Claire Nouvian: J’ai découvert la vie des abysses en réalisant un documentaire pour France2. Ça a été une rencontre d’émerveillement biologique, à l’instar des biologistes quand ils ont vu pour la première fois des singes avec des culs roses ou des oiseaux avec des becs bleus! J’ai voulu faire partager mon expérience à tout le monde. Mon livre a été traduit en dix langues et mon exposition compte plus d’un million de visiteurs. Mais ce milieu – le plus vulnérable de la planète – est surexploité depuis des décennies sans que personne soit au courant, comme si l’on détruisait des momies égyptiennes dans le plus grand secret…

La vie des abysses serait donc menacée?

C. N.: Oui! À cause de la chute des captures mondiales de poissons (- 400.000 tonnes par an depuis quarante ans), le secteur de la pêche s’est intéressé aux espèces des grands fonds dont on pourrait faire des tranches : lingue bleue, lieu noir, empereur… Malheureusement, c’est la pêche la plus destructrice qui soit ! Non seulement elle est réalisée par chalutage, avec des filets qui raclent les fonds et détruisent tout sur leur passage, mais elle rapporte près de quatre-vingts espèces, pour n’en conserver que deux ou trois! Or celles-ci se reproduisent très lentement et ne résistent pas à une telle pression. Pour preuve, la pêche de l’empereur : en 2002, dix ans après son démarrage, on avait attrapé tous ceux qui existaient!

Bloom Association publie une enquête choc révélant que cette pêche (2), non-rentable, est financée par nos impôts pour le compte d’entreprises privées!

C. N.: En France, par exemple, la flotte Scapêche, appartenant à Intermarché, a reçu près de 10 millions d’euros de subventions (de l’État français et de l’Union européenne) entre 1996 et 2008. Sinon, elle n’existerait plus.
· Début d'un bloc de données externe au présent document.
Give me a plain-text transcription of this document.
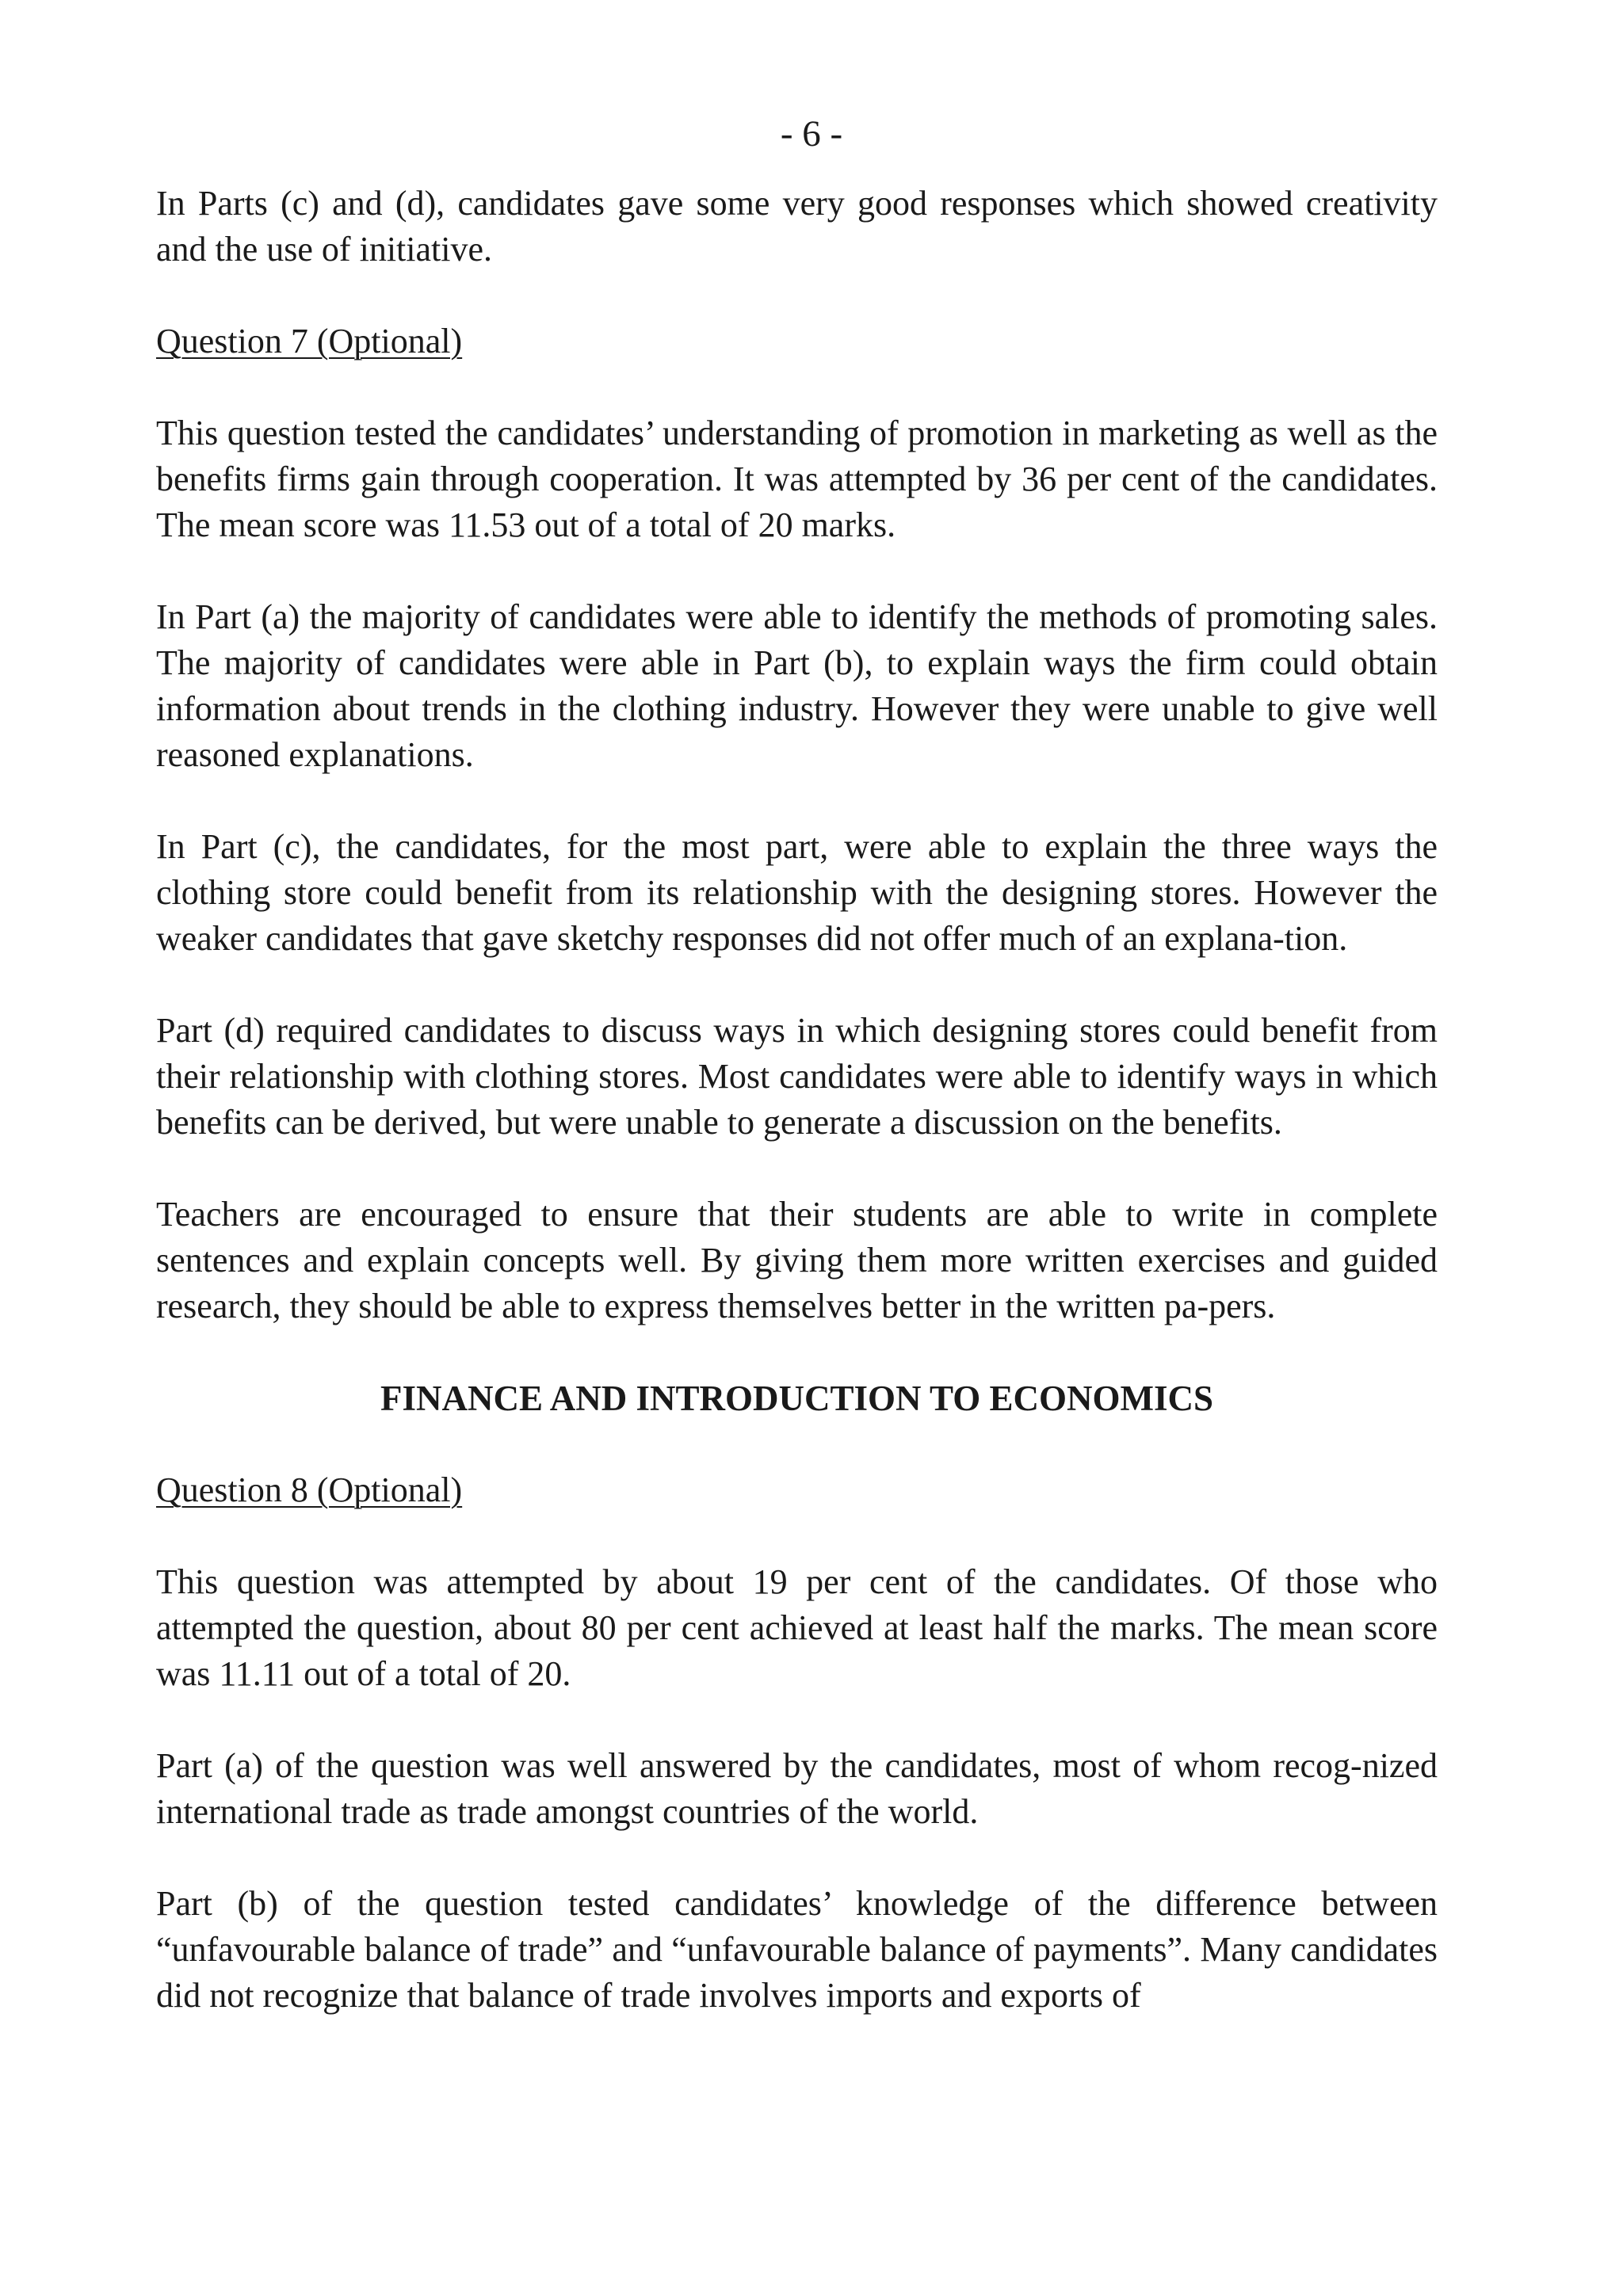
- 6 -

In Parts (c) and (d), candidates gave some very good responses which showed creativity and the use of initiative.

Question 7 (Optional)

This question tested the candidates’ understanding of promotion in marketing as well as the benefits firms gain through cooperation. It was attempted by 36 per cent of the candidates. The mean score was 11.53 out of a total of 20 marks.

In Part (a) the majority of candidates were able to identify the methods of promoting sales. The majority of candidates were able in Part (b), to explain ways the firm could obtain information about trends in the clothing industry. However they were unable to give well reasoned explanations.

In Part (c), the candidates, for the most part, were able to explain the three ways the clothing store could benefit from its relationship with the designing stores. However the weaker candidates that gave sketchy responses did not offer much of an explana-tion.

Part (d) required candidates to discuss ways in which designing stores could benefit from their relationship with clothing stores. Most candidates were able to identify ways in which benefits can be derived, but were unable to generate a discussion on the benefits.

Teachers are encouraged to ensure that their students are able to write in complete sentences and explain concepts well. By giving them more written exercises and guided research, they should be able to express themselves better in the written pa-pers.

FINANCE AND INTRODUCTION TO ECONOMICS

Question 8 (Optional)

This question was attempted by about 19 per cent of the candidates. Of those who attempted the question, about 80 per cent achieved at least half the marks. The mean score was 11.11 out of a total of 20.

Part (a) of the question was well answered by the candidates, most of whom recog-nized international trade as trade amongst countries of the world.

Part (b) of the question tested candidates’ knowledge of the difference between “unfavourable balance of trade” and “unfavourable balance of payments”. Many candidates did not recognize that balance of trade involves imports and exports of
La conserver est peut-être une stratégie de l’enseigne (2.000 points de vente) pour s’approvisionner en poissons, mais on peut se poser la question de savoir si nous devons la financer avec nos impôts!

En quoi la disparition de la vie des abysses serait-elle un problème?

C. N.: Les équilibres écologiques sont bien trop complexes pour qu’on le sache. La disparition de la morue dans l’Atlantique Nord a permis aux homards et aux crustacés de prendre le dessus. Cela dit, si on met en péril la diversité des espèces, on met aussi en péril l’eau et l’air, leur propreté, leur richesse et, donc, des emplois!